In His final discourse God focuses on His creation of the demonic realm (Behemoth) and Satan specifically (Leviathan), and man’s complicity with evil. God shows how He is sovereign over these imposing beasts, portraying them as completely impotent in His hands. As Augustine observed, even man’s power to sin lays in God’s hands and not his own.
Being that man is portrayed as powerless in light of the imposing nature of Behemoth and Leviathan, but these beasts themselves are powerless in light of God's omnipotence, their existence shows to man that he cannot rely upon his own strength. Left to himself his situation is hopeless. Hence, the existence of such wickedness is supposed to send us fleeing to God and we are not to question the wisdom of this.
Now, we are in chapter 42. Job’s repentance is complete. He not only understands his insignificance, but also God’s role for evil and His power over it.
I know that You can do all things and that no purpose of Yours can be thwarted(Job 42:2).
Here, Job acknowledges that he understands God has a purpose for suffering. It is interesting to note that God does not divulge exactly what this purpose is. He simply refers to having a purpose in mind in Job 38:2 (“Who is this that darkens counsel By words without knowledge”) and Job 41:11 (“Who has [j]given to Me that I should repay him? Whatever is under the whole heaven is Mine”).

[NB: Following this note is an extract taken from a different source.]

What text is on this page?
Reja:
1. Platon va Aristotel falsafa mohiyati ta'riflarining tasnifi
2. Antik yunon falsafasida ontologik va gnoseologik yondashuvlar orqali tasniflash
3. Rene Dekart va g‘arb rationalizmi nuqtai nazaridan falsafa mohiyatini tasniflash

After going into some detail about His role in making the demons and His sovereignty over them, Job was content in accepting that God is aware of suffering and has a purpose behind it. Further, the choice of wording in “no purpose of yours can be thwarted” adds another element. It is an admission of God’s complete sovereignty.
This is in contradistinction to the past where Job said, “As God lives, who has taken away my right” (Job 27:2). Now, Job has totally resigned his “right” and now acknowledges God’s.
Nebuchadnezzar, when God rescinded his reason and turned him into a beast, once his reason returned summed it up like so:
All the inhabitants of the earth are accounted as nothing,
But He does according to His will in the host of heaven
And among the inhabitants of earth;
And no one can ward off His hand
Or say to Him, ‘What have You done’ (Dan 4:35)?
Indeed God’s purposes cannot be thwarted and His hand cannot be warded off. He glorifies His own name and works out righteousness in His way, which is superior to ours, because He is the greatest of all possible beings and has devised righteousness. For this reason we cannot say, “What have You done in allowing me to suffer?”
‘Who is this that hides counsel without knowledge?’ Therefore I have declared that which I did not understand, things too wonderful for me, which I did not know” (Job 42:3).
By quoting God in Job 38:2, Job acknowledges now he understands what He is getting at. He follows this up with a further acknowledgement of God’s hidden counsel being superior to his. It is too wonderful to understand and not something man is privy to.
‘Hear, now, and I will speak; I will ask You, and You instruct me,’ I have heard of You by the hearing of the ear; But now my eye sees You (Job 42:4-5).
By quoting Job 38:3 and Job 40:7 in God’s speech, Job acknowledges that he understands that in God alone there is truth. Truth cannot be found in our own speculations. Accepting God’s revelation prevents our own deception by the hands of Satan who uses suffering to encourage us to doubt the righteousness of God. Satan tried to do this with Job. God’s revelation is what turned him around.
Job’s point is pretty simple. He heard of God and was faithful to Him, but never actually heard from God, let alone seen Him. Theophanies are not common, so we may not enjoy, as Job did, such a personal encounter with God in this world. However, in some ways, we have a much greater opportunity to hear Him today.